When I made my first trip to Brazil in 1992 I arrived in Belo Horizonte, a city as big as Berlin that most people have never heard of outside Brazil. In a public square in the center of this city I found a series of black-and-white portrait negatives. The photographers who made these portraits worked in the square using extremely simple equipment: a wooden box that served both as a camera and a darkroom. In front of a simple backdrop, photographs were taken with that box and developed inside it. The clients got their portraits after few minutes. The negatives were discarded. I collected these negatives and printed them. The title of that work is Belo Horizonte, Praça Rio Branco. In 1993 I made a similar work, Belo Horizonte, Parque Municipal.
Originally these portraits were taken for various administrative purposes, ID cards, driving licenses, and so on. People who are well off get their portraits taken in studios, and people who cannot afford studio portraits go to the square. The photographers do not give directions to the people depicted. They take plain, frontal, straightforward portraits.

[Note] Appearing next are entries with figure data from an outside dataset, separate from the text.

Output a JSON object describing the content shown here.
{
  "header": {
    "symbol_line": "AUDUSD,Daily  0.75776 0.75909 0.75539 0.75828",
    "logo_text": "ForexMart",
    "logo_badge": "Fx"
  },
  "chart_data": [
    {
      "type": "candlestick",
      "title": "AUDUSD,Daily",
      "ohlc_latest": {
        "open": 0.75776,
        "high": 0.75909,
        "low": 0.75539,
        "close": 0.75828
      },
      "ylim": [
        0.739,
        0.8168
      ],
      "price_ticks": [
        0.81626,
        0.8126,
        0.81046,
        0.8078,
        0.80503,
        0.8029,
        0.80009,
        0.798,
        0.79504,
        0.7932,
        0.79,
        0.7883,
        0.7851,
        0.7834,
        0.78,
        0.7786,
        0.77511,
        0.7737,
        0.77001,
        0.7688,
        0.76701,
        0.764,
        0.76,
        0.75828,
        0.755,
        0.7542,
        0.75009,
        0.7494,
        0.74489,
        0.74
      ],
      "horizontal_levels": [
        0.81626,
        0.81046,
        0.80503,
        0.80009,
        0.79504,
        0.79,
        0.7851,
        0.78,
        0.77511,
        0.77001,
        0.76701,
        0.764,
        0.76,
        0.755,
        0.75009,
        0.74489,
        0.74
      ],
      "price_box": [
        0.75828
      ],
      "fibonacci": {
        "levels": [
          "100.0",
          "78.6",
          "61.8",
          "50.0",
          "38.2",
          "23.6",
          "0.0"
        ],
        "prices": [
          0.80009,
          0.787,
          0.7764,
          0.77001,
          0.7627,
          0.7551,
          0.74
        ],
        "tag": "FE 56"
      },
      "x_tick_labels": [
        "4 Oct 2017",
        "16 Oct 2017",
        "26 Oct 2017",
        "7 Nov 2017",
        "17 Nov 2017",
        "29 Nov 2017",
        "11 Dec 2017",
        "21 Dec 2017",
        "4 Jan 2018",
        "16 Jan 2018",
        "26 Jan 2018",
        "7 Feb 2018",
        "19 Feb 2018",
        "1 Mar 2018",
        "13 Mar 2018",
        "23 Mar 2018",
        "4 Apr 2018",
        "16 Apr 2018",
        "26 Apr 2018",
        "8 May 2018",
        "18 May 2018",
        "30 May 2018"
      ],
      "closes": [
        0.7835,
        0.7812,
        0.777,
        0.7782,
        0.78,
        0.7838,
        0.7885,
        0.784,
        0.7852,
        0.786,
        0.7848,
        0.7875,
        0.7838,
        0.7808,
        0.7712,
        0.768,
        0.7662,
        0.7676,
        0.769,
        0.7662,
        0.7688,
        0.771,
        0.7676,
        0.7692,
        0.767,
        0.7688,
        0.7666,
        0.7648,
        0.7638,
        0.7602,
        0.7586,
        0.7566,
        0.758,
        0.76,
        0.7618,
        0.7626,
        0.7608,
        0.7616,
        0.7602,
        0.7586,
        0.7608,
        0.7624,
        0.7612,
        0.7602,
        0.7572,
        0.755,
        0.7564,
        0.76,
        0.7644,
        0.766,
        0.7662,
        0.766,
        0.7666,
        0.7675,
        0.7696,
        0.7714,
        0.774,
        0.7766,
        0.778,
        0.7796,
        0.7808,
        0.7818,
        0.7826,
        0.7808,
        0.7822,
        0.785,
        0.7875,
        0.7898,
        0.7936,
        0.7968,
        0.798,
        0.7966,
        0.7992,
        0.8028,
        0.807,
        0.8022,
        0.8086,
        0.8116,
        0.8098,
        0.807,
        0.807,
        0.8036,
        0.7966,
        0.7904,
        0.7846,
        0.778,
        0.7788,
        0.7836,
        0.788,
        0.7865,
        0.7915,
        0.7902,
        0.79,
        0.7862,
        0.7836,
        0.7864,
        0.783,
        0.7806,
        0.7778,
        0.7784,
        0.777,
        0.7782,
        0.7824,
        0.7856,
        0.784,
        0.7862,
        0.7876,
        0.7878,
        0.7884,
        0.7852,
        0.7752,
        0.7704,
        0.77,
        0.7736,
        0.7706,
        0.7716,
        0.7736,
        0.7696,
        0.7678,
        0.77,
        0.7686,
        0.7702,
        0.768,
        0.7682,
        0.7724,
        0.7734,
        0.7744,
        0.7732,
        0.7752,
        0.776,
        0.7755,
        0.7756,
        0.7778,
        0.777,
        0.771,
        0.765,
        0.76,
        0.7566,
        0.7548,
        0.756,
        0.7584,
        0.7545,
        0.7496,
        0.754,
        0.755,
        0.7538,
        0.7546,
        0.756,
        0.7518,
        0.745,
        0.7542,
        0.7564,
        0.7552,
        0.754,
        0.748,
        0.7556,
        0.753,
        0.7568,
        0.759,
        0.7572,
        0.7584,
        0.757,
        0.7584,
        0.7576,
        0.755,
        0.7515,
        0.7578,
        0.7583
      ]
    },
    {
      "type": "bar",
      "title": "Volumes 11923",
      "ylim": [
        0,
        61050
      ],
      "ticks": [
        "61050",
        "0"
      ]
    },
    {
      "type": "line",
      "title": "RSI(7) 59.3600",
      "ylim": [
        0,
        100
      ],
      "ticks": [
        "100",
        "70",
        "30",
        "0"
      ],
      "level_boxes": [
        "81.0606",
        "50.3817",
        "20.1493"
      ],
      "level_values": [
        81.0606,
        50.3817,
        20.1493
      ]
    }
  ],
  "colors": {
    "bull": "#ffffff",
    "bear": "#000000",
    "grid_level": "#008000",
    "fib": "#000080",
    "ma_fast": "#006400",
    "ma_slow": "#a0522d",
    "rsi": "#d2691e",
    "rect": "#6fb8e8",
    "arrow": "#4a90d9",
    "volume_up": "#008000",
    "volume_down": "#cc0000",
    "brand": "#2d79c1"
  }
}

When I returned to Belo Horizonte this year the photographers had moved to another square. And they had abandoned their primitive technique. They work in colour now using 35 mm cameras. After the photographs are taken they run to the nearest lab to get the strip of film developed and printed. The clients pick up their portraits about half an hour after they were taken. Negatives are still discarded. During my stay in Belo Horizonte I got up very early every morning before the street cleaners start to work, walked to the square and collected all the negatives I found. The result is Belo Horizonte, Praça Rui Barbosa.